Past gubernatorial candidates in California have entered the race and dropped out after deciding they could not win, including Democrat Gavin Newsom and Republican Tom Campbell in the 2010 contest, though it is difficult to recall anyone making such a move so quickly out of the gate.
Both Newsom and Campbell ran for other offices that year, and some political strategists wondered if Hadley will do the same in the 2018 elections.
Hadley said Wednesday night that he had no intention to seek another office.
The 52-year-old is a social moderate and fiscal conservative who some thought had the potential to galvanize the GOP establishment in next year’s gubernatorial race. The former assemblyman from Manhattan Beach, who was the third prominent Republican to enter the race, said he had won the endorsement of a majority of the state’s GOP legislators and would have raised more than $1 million in July.
Hadley wrote that a factor in his decision was the possibility that because of the state’s top-two voting system, more GOP gubernatorial candidates would make it more likely two Democrats would face off in the general election — a repeat of what happened in the state’s 2016 U.S. Senate contest.

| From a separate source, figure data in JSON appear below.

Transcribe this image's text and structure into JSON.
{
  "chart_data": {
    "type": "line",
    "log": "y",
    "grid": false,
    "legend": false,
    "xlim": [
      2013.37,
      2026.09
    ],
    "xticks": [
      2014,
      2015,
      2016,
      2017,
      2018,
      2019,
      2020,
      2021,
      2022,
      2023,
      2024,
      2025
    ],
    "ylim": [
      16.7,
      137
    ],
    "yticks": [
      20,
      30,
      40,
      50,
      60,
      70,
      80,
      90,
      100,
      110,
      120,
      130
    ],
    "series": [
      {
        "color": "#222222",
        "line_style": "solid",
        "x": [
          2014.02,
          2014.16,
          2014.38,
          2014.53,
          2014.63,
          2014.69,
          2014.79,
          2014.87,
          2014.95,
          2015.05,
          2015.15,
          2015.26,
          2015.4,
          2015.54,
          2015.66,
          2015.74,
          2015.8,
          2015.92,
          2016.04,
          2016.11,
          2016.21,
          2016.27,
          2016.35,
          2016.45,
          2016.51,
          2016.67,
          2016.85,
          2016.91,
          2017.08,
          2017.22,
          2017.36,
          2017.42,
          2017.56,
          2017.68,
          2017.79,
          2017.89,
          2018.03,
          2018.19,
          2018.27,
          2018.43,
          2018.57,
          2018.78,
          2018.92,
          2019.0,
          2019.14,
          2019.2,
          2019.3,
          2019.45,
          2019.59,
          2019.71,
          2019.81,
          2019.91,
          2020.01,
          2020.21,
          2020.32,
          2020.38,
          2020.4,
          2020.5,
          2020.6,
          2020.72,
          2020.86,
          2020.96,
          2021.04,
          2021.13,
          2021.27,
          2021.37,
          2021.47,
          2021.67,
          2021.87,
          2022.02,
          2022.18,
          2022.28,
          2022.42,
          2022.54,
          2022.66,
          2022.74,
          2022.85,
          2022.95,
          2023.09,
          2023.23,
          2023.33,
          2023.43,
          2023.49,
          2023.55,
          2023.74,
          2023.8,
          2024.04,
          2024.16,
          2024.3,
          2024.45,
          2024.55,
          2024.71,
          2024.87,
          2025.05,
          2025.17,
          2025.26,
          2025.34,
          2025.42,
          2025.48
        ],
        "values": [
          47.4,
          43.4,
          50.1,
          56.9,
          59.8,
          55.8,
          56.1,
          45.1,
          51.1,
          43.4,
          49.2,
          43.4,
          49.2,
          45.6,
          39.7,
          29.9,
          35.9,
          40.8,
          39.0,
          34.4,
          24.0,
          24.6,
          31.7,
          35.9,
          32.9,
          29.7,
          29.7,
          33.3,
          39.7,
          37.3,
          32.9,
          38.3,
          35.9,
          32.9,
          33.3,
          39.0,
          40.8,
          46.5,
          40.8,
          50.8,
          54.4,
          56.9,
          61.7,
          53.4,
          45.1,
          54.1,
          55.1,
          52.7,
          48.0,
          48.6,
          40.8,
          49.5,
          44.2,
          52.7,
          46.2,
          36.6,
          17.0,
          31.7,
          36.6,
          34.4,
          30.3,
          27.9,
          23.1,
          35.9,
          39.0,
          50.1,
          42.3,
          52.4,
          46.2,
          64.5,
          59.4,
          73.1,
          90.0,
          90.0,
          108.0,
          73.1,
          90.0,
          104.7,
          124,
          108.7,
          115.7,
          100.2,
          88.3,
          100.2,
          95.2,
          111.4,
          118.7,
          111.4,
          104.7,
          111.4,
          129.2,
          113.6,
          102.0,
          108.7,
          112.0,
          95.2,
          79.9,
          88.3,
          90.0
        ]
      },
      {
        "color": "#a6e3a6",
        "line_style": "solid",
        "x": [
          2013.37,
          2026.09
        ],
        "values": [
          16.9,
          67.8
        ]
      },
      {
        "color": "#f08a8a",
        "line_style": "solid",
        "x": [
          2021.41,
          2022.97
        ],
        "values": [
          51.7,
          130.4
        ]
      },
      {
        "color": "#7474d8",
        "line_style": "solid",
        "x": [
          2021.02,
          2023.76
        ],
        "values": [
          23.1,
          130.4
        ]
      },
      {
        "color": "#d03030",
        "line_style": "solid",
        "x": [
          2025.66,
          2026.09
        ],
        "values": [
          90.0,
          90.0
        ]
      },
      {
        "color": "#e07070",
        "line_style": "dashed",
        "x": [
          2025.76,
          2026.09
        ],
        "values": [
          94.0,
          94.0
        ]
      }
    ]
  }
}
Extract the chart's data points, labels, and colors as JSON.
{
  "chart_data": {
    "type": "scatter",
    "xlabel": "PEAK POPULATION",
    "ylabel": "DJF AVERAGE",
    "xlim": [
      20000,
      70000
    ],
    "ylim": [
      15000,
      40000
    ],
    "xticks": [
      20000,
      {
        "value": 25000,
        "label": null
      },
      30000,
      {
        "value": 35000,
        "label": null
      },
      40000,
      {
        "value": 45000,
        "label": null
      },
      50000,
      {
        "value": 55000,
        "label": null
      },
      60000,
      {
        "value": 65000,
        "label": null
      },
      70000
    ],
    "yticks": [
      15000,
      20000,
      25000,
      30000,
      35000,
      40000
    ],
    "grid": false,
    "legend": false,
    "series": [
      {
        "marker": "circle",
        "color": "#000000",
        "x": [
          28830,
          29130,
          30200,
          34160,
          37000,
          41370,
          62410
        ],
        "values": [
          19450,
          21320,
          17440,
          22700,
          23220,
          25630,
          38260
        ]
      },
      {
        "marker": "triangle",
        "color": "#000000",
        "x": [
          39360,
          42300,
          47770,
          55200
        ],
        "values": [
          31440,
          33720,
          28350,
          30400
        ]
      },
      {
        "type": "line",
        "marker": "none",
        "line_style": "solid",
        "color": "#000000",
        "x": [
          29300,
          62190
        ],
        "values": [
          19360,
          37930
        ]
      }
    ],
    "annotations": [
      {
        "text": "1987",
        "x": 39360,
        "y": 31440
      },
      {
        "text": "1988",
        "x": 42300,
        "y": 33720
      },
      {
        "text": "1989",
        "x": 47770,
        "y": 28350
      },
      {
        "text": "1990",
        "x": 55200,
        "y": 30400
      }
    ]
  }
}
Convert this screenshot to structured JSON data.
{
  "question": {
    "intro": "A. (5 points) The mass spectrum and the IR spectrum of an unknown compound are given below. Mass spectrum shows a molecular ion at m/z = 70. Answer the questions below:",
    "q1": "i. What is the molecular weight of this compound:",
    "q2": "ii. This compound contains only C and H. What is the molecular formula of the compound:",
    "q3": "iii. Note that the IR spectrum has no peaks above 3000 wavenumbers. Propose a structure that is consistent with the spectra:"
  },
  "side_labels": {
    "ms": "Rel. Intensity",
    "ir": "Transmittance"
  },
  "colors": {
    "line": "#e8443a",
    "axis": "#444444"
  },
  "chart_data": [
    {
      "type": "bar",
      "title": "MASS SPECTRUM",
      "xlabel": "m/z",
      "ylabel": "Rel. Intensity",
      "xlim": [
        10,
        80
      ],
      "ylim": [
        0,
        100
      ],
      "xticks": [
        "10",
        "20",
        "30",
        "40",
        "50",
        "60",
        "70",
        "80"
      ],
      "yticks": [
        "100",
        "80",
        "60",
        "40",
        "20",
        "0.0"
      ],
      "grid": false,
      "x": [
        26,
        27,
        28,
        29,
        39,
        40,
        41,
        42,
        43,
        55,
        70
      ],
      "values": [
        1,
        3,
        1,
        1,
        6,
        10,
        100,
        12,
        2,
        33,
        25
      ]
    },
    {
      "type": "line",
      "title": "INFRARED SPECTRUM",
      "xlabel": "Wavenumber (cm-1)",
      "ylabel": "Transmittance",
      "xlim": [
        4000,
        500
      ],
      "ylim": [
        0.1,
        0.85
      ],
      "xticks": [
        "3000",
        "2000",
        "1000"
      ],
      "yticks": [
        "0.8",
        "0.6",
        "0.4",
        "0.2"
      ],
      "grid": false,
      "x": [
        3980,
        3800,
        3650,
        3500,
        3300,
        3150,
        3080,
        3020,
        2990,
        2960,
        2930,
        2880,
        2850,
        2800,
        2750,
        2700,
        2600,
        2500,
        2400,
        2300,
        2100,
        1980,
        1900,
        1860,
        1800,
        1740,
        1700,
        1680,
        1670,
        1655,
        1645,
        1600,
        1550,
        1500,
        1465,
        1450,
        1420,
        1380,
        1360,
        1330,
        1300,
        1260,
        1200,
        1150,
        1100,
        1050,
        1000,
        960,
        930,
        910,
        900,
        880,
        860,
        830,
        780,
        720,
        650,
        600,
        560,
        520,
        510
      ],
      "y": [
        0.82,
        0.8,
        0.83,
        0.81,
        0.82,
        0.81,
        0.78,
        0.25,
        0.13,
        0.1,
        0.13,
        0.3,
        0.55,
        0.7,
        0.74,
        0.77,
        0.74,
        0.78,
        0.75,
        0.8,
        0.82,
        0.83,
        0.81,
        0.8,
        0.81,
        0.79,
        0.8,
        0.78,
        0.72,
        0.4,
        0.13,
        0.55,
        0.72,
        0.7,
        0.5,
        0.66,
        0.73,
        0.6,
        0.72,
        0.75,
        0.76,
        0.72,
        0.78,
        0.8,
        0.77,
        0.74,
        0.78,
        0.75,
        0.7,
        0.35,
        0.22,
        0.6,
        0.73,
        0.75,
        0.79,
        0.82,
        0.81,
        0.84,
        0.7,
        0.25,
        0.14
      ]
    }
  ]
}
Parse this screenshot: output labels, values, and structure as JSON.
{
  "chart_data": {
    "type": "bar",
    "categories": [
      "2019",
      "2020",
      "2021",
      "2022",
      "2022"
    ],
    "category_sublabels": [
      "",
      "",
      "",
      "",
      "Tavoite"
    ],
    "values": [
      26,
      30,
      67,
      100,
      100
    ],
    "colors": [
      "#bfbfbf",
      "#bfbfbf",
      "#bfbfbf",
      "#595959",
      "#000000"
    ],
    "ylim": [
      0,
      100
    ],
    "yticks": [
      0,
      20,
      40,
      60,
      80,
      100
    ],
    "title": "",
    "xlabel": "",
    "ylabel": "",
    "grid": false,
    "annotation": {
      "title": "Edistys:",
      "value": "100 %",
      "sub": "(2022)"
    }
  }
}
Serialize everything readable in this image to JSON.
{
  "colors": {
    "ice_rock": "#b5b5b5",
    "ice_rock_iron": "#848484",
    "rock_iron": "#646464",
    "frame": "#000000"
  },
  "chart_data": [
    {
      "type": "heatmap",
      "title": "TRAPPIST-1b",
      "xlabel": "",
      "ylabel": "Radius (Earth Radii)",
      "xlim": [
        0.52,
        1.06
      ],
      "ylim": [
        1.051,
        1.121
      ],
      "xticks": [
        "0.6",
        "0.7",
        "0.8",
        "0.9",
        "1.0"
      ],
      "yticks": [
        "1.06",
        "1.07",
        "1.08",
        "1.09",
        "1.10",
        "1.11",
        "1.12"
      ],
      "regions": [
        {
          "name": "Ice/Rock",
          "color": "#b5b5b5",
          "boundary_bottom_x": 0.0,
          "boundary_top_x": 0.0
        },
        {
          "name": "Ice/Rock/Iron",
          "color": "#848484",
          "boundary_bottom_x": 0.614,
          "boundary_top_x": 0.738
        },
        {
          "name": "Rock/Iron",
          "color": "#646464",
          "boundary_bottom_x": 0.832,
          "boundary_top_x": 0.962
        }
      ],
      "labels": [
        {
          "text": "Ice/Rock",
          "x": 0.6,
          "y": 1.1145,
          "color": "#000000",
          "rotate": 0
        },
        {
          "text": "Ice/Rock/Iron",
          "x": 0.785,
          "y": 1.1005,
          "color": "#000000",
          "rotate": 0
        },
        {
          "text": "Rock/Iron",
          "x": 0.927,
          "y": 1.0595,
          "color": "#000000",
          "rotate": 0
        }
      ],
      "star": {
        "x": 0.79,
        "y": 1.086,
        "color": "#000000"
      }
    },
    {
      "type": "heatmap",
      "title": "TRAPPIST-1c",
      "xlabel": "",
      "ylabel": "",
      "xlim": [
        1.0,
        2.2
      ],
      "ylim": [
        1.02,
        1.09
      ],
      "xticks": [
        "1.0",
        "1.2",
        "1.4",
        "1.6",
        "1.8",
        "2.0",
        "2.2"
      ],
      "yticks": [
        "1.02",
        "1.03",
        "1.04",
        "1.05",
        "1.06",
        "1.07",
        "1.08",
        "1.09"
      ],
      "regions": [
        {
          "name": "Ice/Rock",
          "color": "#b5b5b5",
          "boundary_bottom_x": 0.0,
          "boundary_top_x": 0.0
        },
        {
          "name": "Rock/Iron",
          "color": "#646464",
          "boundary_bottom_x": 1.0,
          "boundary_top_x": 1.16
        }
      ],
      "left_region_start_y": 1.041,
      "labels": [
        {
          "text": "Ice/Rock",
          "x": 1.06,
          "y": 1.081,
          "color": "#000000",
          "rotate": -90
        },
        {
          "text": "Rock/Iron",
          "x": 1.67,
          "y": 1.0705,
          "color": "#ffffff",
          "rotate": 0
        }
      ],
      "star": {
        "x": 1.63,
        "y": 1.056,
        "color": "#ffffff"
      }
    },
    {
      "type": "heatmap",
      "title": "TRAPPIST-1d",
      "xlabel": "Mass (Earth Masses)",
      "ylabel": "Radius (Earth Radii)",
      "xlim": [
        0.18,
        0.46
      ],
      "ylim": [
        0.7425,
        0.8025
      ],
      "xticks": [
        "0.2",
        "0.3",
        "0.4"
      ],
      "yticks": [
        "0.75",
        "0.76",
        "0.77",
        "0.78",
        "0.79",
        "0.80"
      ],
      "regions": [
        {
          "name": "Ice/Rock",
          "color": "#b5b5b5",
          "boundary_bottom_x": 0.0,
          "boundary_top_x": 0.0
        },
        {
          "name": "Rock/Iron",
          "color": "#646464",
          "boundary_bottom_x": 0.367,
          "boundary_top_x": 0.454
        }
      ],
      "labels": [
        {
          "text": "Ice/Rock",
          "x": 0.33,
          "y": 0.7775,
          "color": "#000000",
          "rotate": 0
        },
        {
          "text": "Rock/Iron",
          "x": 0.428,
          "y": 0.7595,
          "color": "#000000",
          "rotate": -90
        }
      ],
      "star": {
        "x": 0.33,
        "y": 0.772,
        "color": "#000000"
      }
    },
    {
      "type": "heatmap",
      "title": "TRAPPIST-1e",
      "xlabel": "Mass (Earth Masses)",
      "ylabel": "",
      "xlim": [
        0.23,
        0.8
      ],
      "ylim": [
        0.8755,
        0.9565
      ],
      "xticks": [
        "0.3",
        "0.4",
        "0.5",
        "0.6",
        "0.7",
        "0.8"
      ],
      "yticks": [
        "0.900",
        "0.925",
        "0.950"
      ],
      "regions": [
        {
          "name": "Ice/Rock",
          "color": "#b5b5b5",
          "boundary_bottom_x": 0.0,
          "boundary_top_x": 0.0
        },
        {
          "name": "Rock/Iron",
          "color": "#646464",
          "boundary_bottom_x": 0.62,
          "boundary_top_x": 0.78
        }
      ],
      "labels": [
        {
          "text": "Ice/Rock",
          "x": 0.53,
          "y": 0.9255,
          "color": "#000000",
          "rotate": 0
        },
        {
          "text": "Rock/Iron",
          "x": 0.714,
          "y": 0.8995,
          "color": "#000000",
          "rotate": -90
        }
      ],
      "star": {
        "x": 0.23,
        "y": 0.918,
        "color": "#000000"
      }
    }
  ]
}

“I am not prepared to increase the likelihood of that outcome by pressing on in a crowded field,” he wrote, adding that all donations would be refunded and all of his endorsers were free to back other candidates.
The two remaining Republican candidates in the field are businessman John Cox and Assemblyman Travis Allen (R-Huntington Beach).
Cox, who has poured $3 million into his own bid, on Monday announced he would contribute an additional dollar to himself for every dollar donated to Hadley’s campaign, up to $1 million, in July.
On social media, a spokesman for Cox cheered Hadley’s decision as best for the state Republican Party.
Hadley did not mention Cox’s announcement in his email to supporters, which caught his own donors and party insiders off guard Wednesday evening.
He did address Cox and Allen, urging them to avoid focusing on tumult in Washington and instead talk about California’s needs. He also urged them to drop out if they could not mount a campaign that has a realistic chance of success — an uphill battle in a state where Democrats outnumber Republicans by 19 points in voter registration.
“Run a race with the plausible goal of winning, or get out of the race,” Hadley wrote. “This 2018 governor’s race is too important to have a meaningful debate derailed by selfish politicians who cannot win, but can rob Californians of a real debate in the general election.”